The Student News Site of PCM High School

The PCM Outlook

The Student News Site of PCM High School

The PCM Outlook

The Student News Site of PCM High School

The PCM Outlook

FBI fights Apple

by Chance Palm

For the last couple weeks, the FBI and Apple have been having a legal fight over the iPhone of the San Bernidino shooter, Sayan Farook who on December 2, 2015, killed 14 people in a terrorist attack. The FBI needs it unlocked so they can see what is inside, and they want Apple to unlock the phone, all under the All Writs Act.
Apple’s CEO Tim Cook said, “If the government can use the All Writs Act to make it easier to unlock your iPhone, it would have the power to reach into anyone’s device to capture their data.”
The All Writs Act made by the Judiciary Act of 1789, made 227 years ago, says, “The Supreme Court and all courts established by Act of Congress may issue all writs necessary or appropriate in aid of their respective jurisdictions and agreeable to the usages and principles of law.” This basically makes it okay for a court to issue a formal order, or a “writ,” making people do things, as long as it is for legal and nessicary reasons. Apple was fighting the order with a feature of the All Writs Act where one can’t be compelled to do what the government asks if it is an “unreasonable burden.”
The court ruling was going to decide the future of 21st Century servalence, but then the FBI dropped the case and said they got the phone open from a third party, and the FBI classified the technique so they can use it in the future. This might be dangerous; if the FBI got into the phone through an operating system  flaw, then every other iPhone is now at risk to be hacked. Since the FBI classified the technique and won’t tell Apple how they got into Farook’s iPhone, Apple won’t be able to fix the flaw and keep the roughly 682 million people using iPhones and Apple products worldwide secure.

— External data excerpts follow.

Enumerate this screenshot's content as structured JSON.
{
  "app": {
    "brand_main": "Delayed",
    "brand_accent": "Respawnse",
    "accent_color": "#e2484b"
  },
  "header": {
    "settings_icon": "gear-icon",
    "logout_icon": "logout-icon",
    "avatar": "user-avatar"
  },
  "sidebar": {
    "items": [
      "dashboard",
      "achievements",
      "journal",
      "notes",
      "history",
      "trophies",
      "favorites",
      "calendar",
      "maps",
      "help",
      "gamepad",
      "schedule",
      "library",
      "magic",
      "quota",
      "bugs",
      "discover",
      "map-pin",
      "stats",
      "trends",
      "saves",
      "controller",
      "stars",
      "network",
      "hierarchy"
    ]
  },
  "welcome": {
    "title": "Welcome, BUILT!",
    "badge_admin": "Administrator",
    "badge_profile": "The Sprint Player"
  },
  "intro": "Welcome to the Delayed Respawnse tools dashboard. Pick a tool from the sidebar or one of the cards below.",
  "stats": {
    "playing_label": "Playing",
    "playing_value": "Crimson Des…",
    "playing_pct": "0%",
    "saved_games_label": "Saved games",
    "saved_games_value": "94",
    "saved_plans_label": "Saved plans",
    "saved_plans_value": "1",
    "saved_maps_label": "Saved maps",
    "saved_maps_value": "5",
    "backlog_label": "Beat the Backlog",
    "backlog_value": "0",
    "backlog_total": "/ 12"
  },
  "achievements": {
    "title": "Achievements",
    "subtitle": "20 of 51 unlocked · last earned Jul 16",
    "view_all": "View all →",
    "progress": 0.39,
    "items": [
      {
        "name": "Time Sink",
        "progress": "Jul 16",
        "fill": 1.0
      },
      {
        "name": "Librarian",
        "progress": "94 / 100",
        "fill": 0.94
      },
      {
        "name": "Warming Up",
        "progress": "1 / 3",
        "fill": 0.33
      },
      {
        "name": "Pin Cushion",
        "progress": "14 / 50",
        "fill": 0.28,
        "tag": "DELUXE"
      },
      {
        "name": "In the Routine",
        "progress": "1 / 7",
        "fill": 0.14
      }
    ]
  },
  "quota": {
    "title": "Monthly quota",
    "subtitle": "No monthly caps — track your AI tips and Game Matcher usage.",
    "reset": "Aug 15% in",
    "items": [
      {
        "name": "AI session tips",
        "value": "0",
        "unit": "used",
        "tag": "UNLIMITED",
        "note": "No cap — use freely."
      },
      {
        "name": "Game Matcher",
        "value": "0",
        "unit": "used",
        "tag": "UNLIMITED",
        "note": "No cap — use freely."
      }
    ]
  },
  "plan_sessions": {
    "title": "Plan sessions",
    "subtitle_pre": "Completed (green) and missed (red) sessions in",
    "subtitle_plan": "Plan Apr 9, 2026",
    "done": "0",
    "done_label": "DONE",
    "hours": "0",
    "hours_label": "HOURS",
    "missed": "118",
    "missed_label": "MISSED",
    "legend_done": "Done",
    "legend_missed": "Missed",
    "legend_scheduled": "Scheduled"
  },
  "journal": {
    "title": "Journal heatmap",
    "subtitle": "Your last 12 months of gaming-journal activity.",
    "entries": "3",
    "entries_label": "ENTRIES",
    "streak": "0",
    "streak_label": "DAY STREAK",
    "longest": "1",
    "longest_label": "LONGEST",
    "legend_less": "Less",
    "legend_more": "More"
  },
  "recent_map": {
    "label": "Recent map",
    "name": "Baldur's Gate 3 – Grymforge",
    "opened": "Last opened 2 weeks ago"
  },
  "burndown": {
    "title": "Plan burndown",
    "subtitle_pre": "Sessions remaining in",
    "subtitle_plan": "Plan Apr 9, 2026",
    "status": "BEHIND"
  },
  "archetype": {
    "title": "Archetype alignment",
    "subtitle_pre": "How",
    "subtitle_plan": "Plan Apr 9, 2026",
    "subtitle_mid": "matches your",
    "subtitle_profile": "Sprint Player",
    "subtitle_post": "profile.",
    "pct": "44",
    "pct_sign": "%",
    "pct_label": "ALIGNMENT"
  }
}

The war between privacy and national security is a big issue, and even  President Barack Obama weighed in on it.
He said, ”What makes it even more complicated is the fact that we also want really strong encryption because part of us preventing terrorism or preventing people from disrupting the financial system or our air traffic control system or a whole other set of systems that are increasingly digitalized, is that hackers, state or non-state, can’t get in there and mess around.”
But the FBI already found a way to get around and bypass the security system in the iPhone and they have already set up other iPhones to unlock with their new method of cracking Apple security, and if the FBI doesn’t tell Apple how they cracked the iPhone and they remain negligent to the possible dangers of being careless with the security of the millions of Americans who use iPhones.